Overbending the plate
With short oblique and transverse fractures, the plate should be slightly overbent (more convex) so that it does not fit perfectly on the bone. As the eccentrically placed screws are tightened in an overbent plate, the far (trans) cortex is compressed first. With further tightening, the near (cis) cortex also becomes compressed.
Such short, convex “overbends” can be made with the handheld bending pliers or bending irons. The overbend should lie directly over the fracture line.
When the fracture is oblique enough, one should insert a lag screw through the plate. Slight overbending still helps to keep the fracture surfaces together, and the lag screw increases stability.
Pitfall: Fracture opening opposite plate
When a transverse or short oblique fracture is compressed with a plate, this eccentric plate compresses the bone under the plate, but causes gapping on the side opposite the plate (trans cortex). This gapping, and its consequent associated micromotion, can be prevented by overbending the plate to achieve compression of the opposite side first.

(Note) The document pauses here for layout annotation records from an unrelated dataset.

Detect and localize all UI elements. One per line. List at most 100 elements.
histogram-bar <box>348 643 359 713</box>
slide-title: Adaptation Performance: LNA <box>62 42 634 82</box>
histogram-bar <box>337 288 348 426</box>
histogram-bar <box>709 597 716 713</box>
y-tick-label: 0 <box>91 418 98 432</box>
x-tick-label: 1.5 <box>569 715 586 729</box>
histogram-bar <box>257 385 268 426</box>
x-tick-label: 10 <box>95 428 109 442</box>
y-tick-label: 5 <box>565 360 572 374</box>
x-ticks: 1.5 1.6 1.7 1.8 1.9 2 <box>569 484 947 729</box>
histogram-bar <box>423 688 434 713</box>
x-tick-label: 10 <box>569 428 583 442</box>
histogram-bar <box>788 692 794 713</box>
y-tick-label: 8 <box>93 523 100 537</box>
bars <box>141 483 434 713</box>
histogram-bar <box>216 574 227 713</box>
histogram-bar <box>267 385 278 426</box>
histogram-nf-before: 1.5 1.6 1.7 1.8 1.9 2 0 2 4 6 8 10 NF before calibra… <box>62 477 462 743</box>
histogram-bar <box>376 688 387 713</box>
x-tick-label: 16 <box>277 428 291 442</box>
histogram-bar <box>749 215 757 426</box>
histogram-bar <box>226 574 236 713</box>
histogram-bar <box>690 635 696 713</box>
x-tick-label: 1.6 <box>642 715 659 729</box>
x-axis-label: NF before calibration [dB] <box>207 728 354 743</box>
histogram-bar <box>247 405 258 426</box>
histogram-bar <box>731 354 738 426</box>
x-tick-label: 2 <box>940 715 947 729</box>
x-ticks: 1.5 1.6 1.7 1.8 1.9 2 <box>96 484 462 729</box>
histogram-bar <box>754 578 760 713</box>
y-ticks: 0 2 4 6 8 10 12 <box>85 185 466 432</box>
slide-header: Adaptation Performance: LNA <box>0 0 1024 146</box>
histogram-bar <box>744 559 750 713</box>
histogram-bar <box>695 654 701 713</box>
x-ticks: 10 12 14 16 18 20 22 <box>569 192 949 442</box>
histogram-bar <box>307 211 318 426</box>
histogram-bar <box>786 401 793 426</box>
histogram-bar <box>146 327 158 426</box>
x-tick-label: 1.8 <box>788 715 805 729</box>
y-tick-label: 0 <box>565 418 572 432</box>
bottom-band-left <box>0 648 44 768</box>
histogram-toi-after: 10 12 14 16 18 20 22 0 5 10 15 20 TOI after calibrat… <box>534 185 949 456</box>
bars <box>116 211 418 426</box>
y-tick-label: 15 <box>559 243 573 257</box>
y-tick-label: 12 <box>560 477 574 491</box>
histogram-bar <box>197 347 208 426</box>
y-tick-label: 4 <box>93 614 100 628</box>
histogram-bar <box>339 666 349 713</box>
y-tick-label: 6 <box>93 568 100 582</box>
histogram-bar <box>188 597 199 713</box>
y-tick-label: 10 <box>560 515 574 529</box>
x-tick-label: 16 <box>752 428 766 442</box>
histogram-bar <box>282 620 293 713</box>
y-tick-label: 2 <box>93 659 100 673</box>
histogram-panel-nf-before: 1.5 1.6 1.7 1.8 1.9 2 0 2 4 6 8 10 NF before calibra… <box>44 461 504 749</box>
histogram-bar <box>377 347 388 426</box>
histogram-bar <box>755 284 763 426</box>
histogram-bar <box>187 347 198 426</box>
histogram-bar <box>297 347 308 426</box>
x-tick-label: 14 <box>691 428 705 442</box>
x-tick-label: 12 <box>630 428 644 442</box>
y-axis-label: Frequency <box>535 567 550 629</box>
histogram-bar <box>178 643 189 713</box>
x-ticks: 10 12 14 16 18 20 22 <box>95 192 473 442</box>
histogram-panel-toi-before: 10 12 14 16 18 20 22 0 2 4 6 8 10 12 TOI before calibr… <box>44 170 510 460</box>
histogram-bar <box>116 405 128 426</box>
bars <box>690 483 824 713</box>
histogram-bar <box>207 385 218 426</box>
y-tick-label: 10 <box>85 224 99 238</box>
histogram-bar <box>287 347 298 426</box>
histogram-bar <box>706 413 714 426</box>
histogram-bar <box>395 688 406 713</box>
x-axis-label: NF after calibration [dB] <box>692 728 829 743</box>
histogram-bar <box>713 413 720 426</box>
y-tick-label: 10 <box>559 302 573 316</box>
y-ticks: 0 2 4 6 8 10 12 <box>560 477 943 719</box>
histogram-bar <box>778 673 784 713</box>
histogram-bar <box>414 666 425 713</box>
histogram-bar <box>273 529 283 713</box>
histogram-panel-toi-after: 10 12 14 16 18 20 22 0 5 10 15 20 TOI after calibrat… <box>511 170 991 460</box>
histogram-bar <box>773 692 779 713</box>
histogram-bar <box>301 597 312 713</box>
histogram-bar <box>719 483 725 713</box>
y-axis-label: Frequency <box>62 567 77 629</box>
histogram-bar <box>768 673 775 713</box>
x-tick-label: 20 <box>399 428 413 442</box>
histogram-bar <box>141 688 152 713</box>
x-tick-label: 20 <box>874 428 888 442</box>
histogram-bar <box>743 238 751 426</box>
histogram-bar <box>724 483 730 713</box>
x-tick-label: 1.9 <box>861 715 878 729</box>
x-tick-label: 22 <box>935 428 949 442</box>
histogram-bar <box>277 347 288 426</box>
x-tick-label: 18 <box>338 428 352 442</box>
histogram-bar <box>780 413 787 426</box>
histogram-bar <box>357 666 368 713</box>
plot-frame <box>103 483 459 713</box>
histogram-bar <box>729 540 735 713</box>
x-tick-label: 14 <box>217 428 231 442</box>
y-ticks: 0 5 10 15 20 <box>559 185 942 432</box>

An alternative solution can be to insert a lag screw through the plate, across the fracture plane, as discussed below. This technique will also prevent gapping and micromotion.
In single plane fractures, such as this example, micromotion results in excessive strain of the healing tissues at the fracture site and also risks plate fatigue failure if union is slow.
5 Plate fixation topenlarge
Application of the plate
No periosteal stripping should be done for plate fixation. However, there must be adequate soft tissue exposure to provide an appropriate area for the plate.
The plate should be positioned over the fracture so that at least four holes can be used in each proximal and distal pieces. Some compromise may be necessary for very proximal or distal fractures.
It is often helpful to hold the plate to the bone with one well-placed screw in order to confirm that it is contoured correctly.
Drilling for the first screw
Remembering the desired plate position, drill a pilot hole approximately 8 mm away from the fracture. Its depth should be measured and then the thickness of the plate added to determine screw length. Its depth can alternatively be measured through the plate. Now tap if non-selftapping screws will be used.
Application of the plate with a first screw
Attach the plate with one screw to the pre-drilled fragment. Do not tighten the screw completely. Check plate fit and alignment, and the fracture reduction. If satisfactory, proceed to drill the other fragment.
Insert a second screw eccentrically
A second screw is inserted eccentrically into the other fragment, near the fracture. Tightening the eccentrically placed screw moves the plate, thereby compressing the fracture.
Confirm that the fracture surfaces are reduced, and that both ends of the plate fit satisfactorily.
Tighten screws to compress fracture
Tighten both screws alternately, watching carefully to see that the reduction is maintained and compressed satisfactorily.
Finish screw insertion
The remaining screws are then inserted. Screws closest to the fracture site are inserted first.
The humerus has a thin cortex and may be osteoporotic, in which case it may be safer to fill all the screw holes. In the past, the broad plate has been recommended to allow staggered screw holes. This is not necessary, but the screws should be inserted divergently to achieve this effect on the far cortex.